In a World... is partly a sharp comedy (with feel good romantic elements), but also an affectionate tribute to the voiceover world. Lafontaine’s absence opens a spot for a new trailer champion – the rivals are Ken Marino, Fred Melamed and Bell. Crucially, Bell is using her vocal cords as a weapon against a male-dominated firm. So there’s more than pride at stake, especially as it’s so well pronounced.
Bell isn’t a newcomer to cinema. If you haven’t heard the name, you probably recognise her as the quirky best friend from a few lousy romcoms. Knowing that, it’s easy to be sceptical, but In a World... is tremendously sharp and witty. Bell takes upon duties as director, writer and lead, so there’s a sense that it’s all her vision – one that she’s spent years developing.

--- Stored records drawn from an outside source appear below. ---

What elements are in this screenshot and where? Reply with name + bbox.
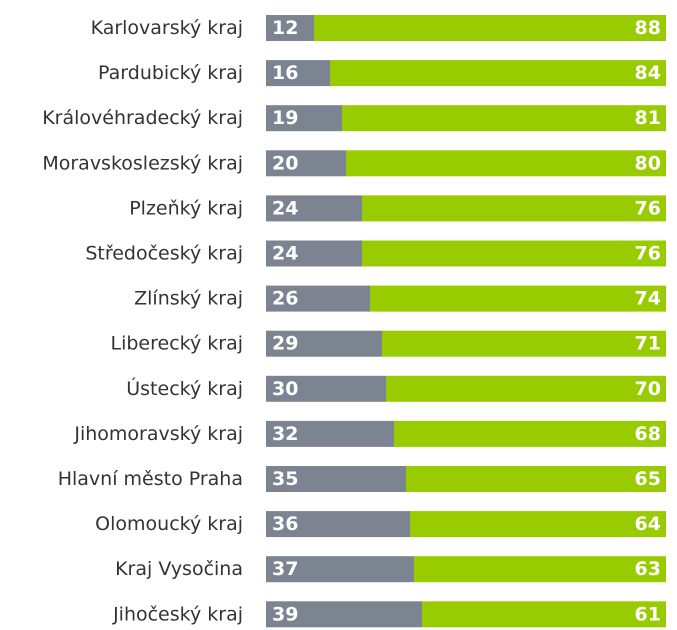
bar-segment: [266, 60, 330, 87]
bar-segment: [394, 420, 666, 447]
value-label: 88: [635, 17, 661, 39]
bar-segment: [266, 195, 362, 222]
bar-segment: [386, 375, 666, 402]
bar-segment: [266, 511, 410, 538]
bar-segment: [330, 60, 666, 87]
value-label: 74: [635, 288, 661, 310]
bar-segment: [362, 240, 666, 267]
bar-segment: [266, 601, 422, 628]
category-label: Karlovarský kraj: [91, 17, 243, 39]
category-label: Liberecký kraj: [111, 333, 244, 355]
bar-segment: [414, 556, 666, 583]
category-label: Ústecký kraj: [126, 376, 243, 400]
value-label: 76: [635, 197, 661, 219]
bar-segment: [266, 375, 386, 402]
value-label: 76: [635, 243, 661, 265]
bar-segment: [266, 150, 346, 177]
value-label: 39: [272, 603, 298, 625]
bar-segment: [266, 330, 382, 357]
bar-segment: [266, 556, 414, 583]
category-label: Hlavní město Praha: [58, 468, 243, 490]
value-label: 24: [272, 197, 298, 219]
value-label: 70: [635, 378, 661, 400]
bar-segment: [266, 15, 314, 41]
category-label: Jihomoravský kraj: [73, 423, 243, 445]
bar-segment: [410, 511, 666, 538]
category-label: Zlínský kraj: [134, 288, 243, 310]
bar-segment: [266, 285, 370, 312]
value-label: 36: [272, 513, 298, 535]
category-label: Královéhradecký kraj: [42, 107, 243, 129]
category-label: Kraj Vysočina: [115, 558, 243, 580]
bar-segment: [266, 105, 342, 132]
bar-segment: [346, 150, 666, 177]
value-label: 63: [635, 558, 661, 580]
bar-segment: [362, 195, 666, 222]
value-label: 80: [635, 152, 661, 174]
bar-segment: [266, 420, 394, 447]
value-label: 61: [635, 603, 661, 625]
bar-segment: [314, 15, 666, 41]
category-label: Pardubický kraj: [98, 62, 243, 84]
value-label: 84: [635, 62, 661, 84]
category-label: Středočeský kraj: [85, 243, 243, 265]
value-label: 19: [272, 107, 298, 129]
value-label: 68: [635, 423, 661, 445]
bar-segment: [266, 466, 406, 492]
value-label: 35: [272, 468, 298, 490]
value-label: 37: [272, 558, 298, 580]
category-label: Plzeňký kraj: [129, 197, 243, 219]
value-label: 81: [635, 107, 661, 129]
value-label: 16: [272, 62, 298, 84]
value-label: 29: [272, 333, 298, 355]
value-label: 20: [272, 152, 298, 174]
bar-segment: [382, 330, 666, 357]
value-label: 24: [272, 243, 298, 265]
value-label: 26: [272, 288, 298, 310]
bar-segment: [266, 240, 362, 267]
bar-segment: [422, 601, 666, 628]
category-label: Jihočeský kraj: [112, 603, 243, 625]
value-label: 65: [635, 468, 661, 490]
bar-segment: [342, 105, 666, 132]
bar-segment: [406, 466, 666, 492]
value-label: 12: [272, 17, 298, 39]
value-label: 32: [272, 423, 298, 445]
value-label: 30: [272, 378, 298, 400]
value-label: 71: [635, 333, 661, 355]
category-label: Moravskoslezský kraj: [42, 152, 243, 174]
category-label: Olomoucký kraj: [95, 513, 243, 535]
bar-segment: [370, 285, 666, 312]
value-label: 64: [635, 513, 661, 535]
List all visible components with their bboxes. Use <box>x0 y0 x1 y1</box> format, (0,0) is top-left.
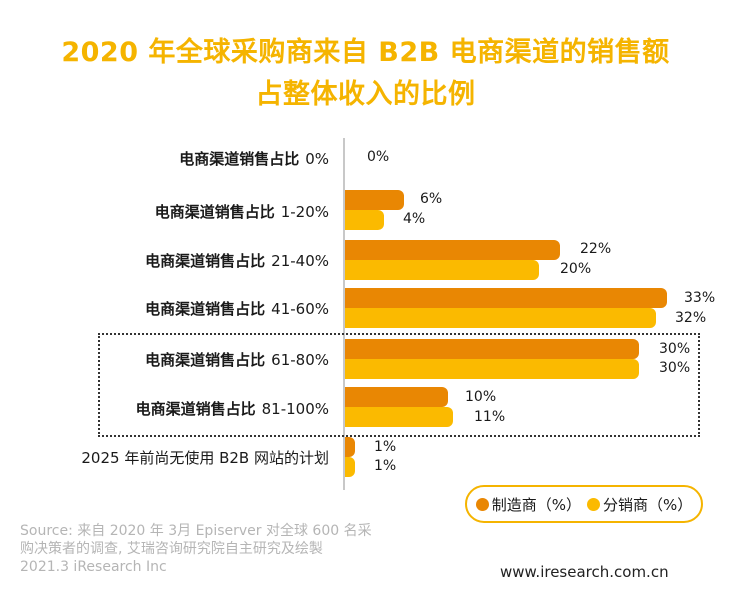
value-label-manufacturer: 30% <box>659 341 691 357</box>
category-label: 2025 年前尚无使用 B2B 网站的计划 <box>81 449 329 467</box>
y-axis-line <box>343 138 345 490</box>
bar-manufacturer <box>345 339 639 359</box>
value-label-manufacturer: 0% <box>367 149 390 165</box>
manufacturer-dot-icon <box>475 497 489 511</box>
bar-distributor <box>345 260 539 280</box>
value-label-distributor: 20% <box>560 261 592 277</box>
value-label-distributor: 4% <box>403 211 426 227</box>
bar-manufacturer <box>345 288 667 308</box>
value-label-manufacturer: 33% <box>684 290 716 306</box>
bar-distributor <box>345 359 639 379</box>
chart-legend: 制造商（%） 分销商（%） <box>465 485 703 523</box>
category-label: 电商渠道销售占比 1-20% <box>154 203 329 221</box>
bar-manufacturer <box>345 437 355 457</box>
website-url: www.iresearch.com.cn <box>500 563 669 581</box>
bar-manufacturer <box>345 190 404 210</box>
category-label: 电商渠道销售占比 41-60% <box>145 300 329 318</box>
legend-item-distributor: 分销商（%） <box>587 494 692 515</box>
value-label-distributor: 11% <box>474 409 506 425</box>
value-label-distributor: 1% <box>374 458 397 474</box>
highlight-box <box>98 333 700 437</box>
source-note: Source: 来自 2020 年 3月 Episerver 对全球 600 名… <box>20 523 372 575</box>
category-label: 电商渠道销售占比 81-100% <box>135 400 329 418</box>
bar-distributor <box>345 308 656 328</box>
category-label: 电商渠道销售占比 0% <box>179 150 329 168</box>
chart-title-line2: 占整体收入的比例 <box>255 79 476 110</box>
bar-manufacturer <box>345 240 560 260</box>
bar-distributor <box>345 407 453 427</box>
value-label-distributor: 30% <box>659 360 691 376</box>
value-label-manufacturer: 10% <box>465 389 497 405</box>
value-label-manufacturer: 1% <box>374 439 397 455</box>
bar-distributor <box>345 457 355 477</box>
legend-item-manufacturer: 制造商（%） <box>475 494 581 515</box>
category-label: 电商渠道销售占比 21-40% <box>145 252 329 270</box>
category-label: 电商渠道销售占比 61-80% <box>145 351 329 369</box>
value-label-distributor: 32% <box>675 310 707 326</box>
distributor-dot-icon <box>587 497 600 511</box>
bar-distributor <box>345 210 384 230</box>
chart-title-line1: 2020 年全球采购商来自 B2B 电商渠道的销售额 <box>61 37 670 68</box>
value-label-manufacturer: 22% <box>580 241 612 257</box>
value-label-manufacturer: 6% <box>420 191 443 207</box>
bar-manufacturer <box>345 387 448 407</box>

The voiceover world is ripe for comedy; observe the “Break a lung!” punchlines and absurd vocal exercises. Luckily, Bell’s astute script has a joke every other line – all without emulating a sitcom. In the lead, she sells every line with perfect timing and verbose exuberance, while adeptly flexing her larynx muscles.
Perhaps Bell is aware herself of what it’s like to be a talented performer, but reduced to a one-liner exposition-laden best friend. This might be why the ensemble cast have their own killer lines and personalities, meaning zingers bounce around like a vocal pinball. The list of scene stealers includes Tig Notaro, Nick Offerman, Rob Corrdry and, remarkably, Demetri Martin as a romantic male lead.
Bell's passion is obvious, in both the subject and craft. It should just be a slight comedy, but it leaves a timeless aura. The retro soundtrack stops the comedy from feeling dated; it's shot in LA, but you never see a palm tree. The credits open with “Everybody Wants to Rule the World” by Tears for Fears, and all I could think is that Bell has a promising career as a writer and director – and one who can narrate her own trailers.